The old Ida Barbour and Howard Homes projects are exactly the same thing. Thanks for spending boatloads of money helping those that don't give anything back!

why is this being celebrated?

"...subsidized townhouse-style homes". There is absolutely nothig to be celebrated when it coes to public housing outside of pursuading the "projects" folks to remain Democratic voters. Keys to a house and free taxpayer money in the form of welfare checks. Let'em get labor jobs and rent homes. There are plenty out there. If they're gonna have these "projects" they need to be built next door to the prisons and away from the civally well-behaved.

thanks for the right winged

thanks for the right winged selfish post...you know there are ACTUALLY people out there trying who just need a lift up , and this may be what makes it or puts the fire back in some folks...

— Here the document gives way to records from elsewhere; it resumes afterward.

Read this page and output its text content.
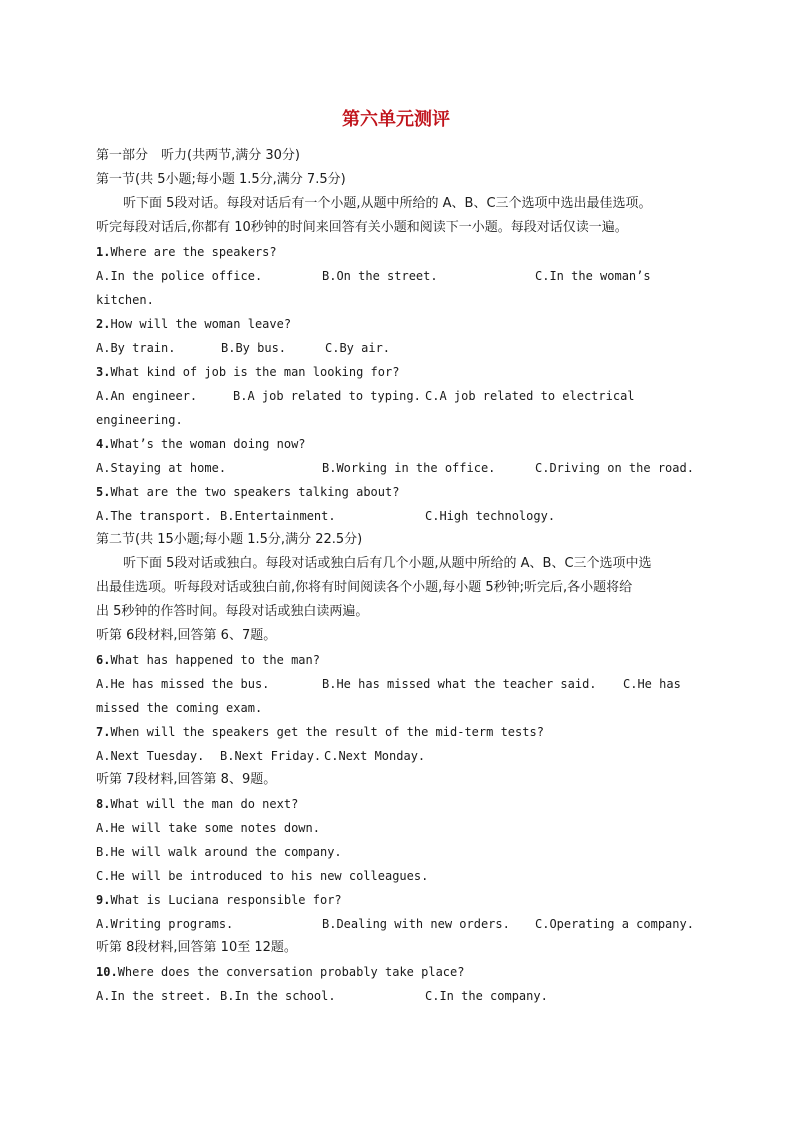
第六单元测评
第一部分　听力(共两节,满分 30分)
第一节(共 5小题;每小题 1.5分,满分 7.5分)
听下面 5段对话。每段对话后有一个小题,从题中所给的 A、B、C三个选项中选出最佳选项。
听完每段对话后,你都有 10秒钟的时间来回答有关小题和阅读下一小题。每段对话仅读一遍。
1.Where are the speakers?
A.In the police office.	B.On the street.	C.In the woman’s
kitchen.
2.How will the woman leave?
A.By train.	B.By bus.	C.By air.
3.What kind of job is the man looking for?
A.An engineer.	B.A job related to typing. C.A job related to electrical
engineering.
4.What’s the woman doing now?
A.Staying at home.	B.Working in the office.	C.Driving on the road.
5.What are the two speakers talking about?
A.The transport. B.Entertainment.	C.High technology.
第二节(共 15小题;每小题 1.5分,满分 22.5分)
听下面 5段对话或独白。每段对话或独白后有几个小题,从题中所给的 A、B、C三个选项中选
出最佳选项。听每段对话或独白前,你将有时间阅读各个小题,每小题 5秒钟;听完后,各小题将给
出 5秒钟的作答时间。每段对话或独白读两遍。
听第 6段材料,回答第 6、7题。
6.What has happened to the man?
A.He has missed the bus.	B.He has missed what the teacher said. C.He has
missed the coming exam.
7.When will the speakers get the result of the mid-term tests?
A.Next Tuesday. B.Next Friday. C.Next Monday.
听第 7段材料,回答第 8、9题。
8.What will the man do next?
A.He will take some notes down.
B.He will walk around the company.
C.He will be introduced to his new colleagues.
9.What is Luciana responsible for?
A.Writing programs.	B.Dealing with new orders. C.Operating a company.
听第 8段材料,回答第 10至 12题。
10.Where does the conversation probably take place?
A.In the street. B.In the school.	C.In the company.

Im an independent type who leans democrat but I also believe in fiscal responsibility....my problem is we give BIG BUSINESS IN Portsmouth huge breaks and incentives so whats wrong with matching our love for business and jobs with our responsibility to take care of our brother and sister citizens down on their luck but trying?

I take serious offense at people who CLAIM Portsmouth is such a welfare haven....I sat on the social services board and newsflash...more and more of the needy are lower middle class scraping by. Teachers,cops,firefighters etc.

Just for the record, ALL

Just for the record, ALL residents have to be either elderly, disabled or employed. Employment is not just getting a job today and stop working tomorrow. Come on people! Do you think for one minute that an agency will spend millions of dollars to go backwards?

Government Housing

You never take pride in anything you don't have to work for. Portsmouth's biggest industry is welfare.

A modern slum

Well, those bright, shiny new buildings look great now. It will just be a matter of time and they will look tattered and un-kept, and the crime rate will rival that of Jeffery Wilson. When will Portsmouth learn that subsidized housing is not what's needed to boost its image and attract decent,viable businesses to the city. It seems to me that the near-sighted city fathers want to perpetuate the ghetto image that Portsmouth has in Hampton Roads. Portsmouth is a fine city and deserves better.

Wonder how Long??

I wonder how long it will be before the crime rate goes up in this new project????

The buildings so far look

The buildings so far look great, and previous articles had mentioned stringent background checks as part of the application process for being allowed to live in this development. As a resident of Portsmouth, consistently watching my taxes go up and my property value go down, I am hopeful this project will be a success. The odds are certainly stacked against success though. The projects may have been razed, but the surrounding neighborhoods still harbor trouble. FWIW, Seaboard Square is a hell of a lot nicer to look at than the old Wilson projects when you get off the interstate at Frederick Blvd. With a little luck, they'll stay that way for a while.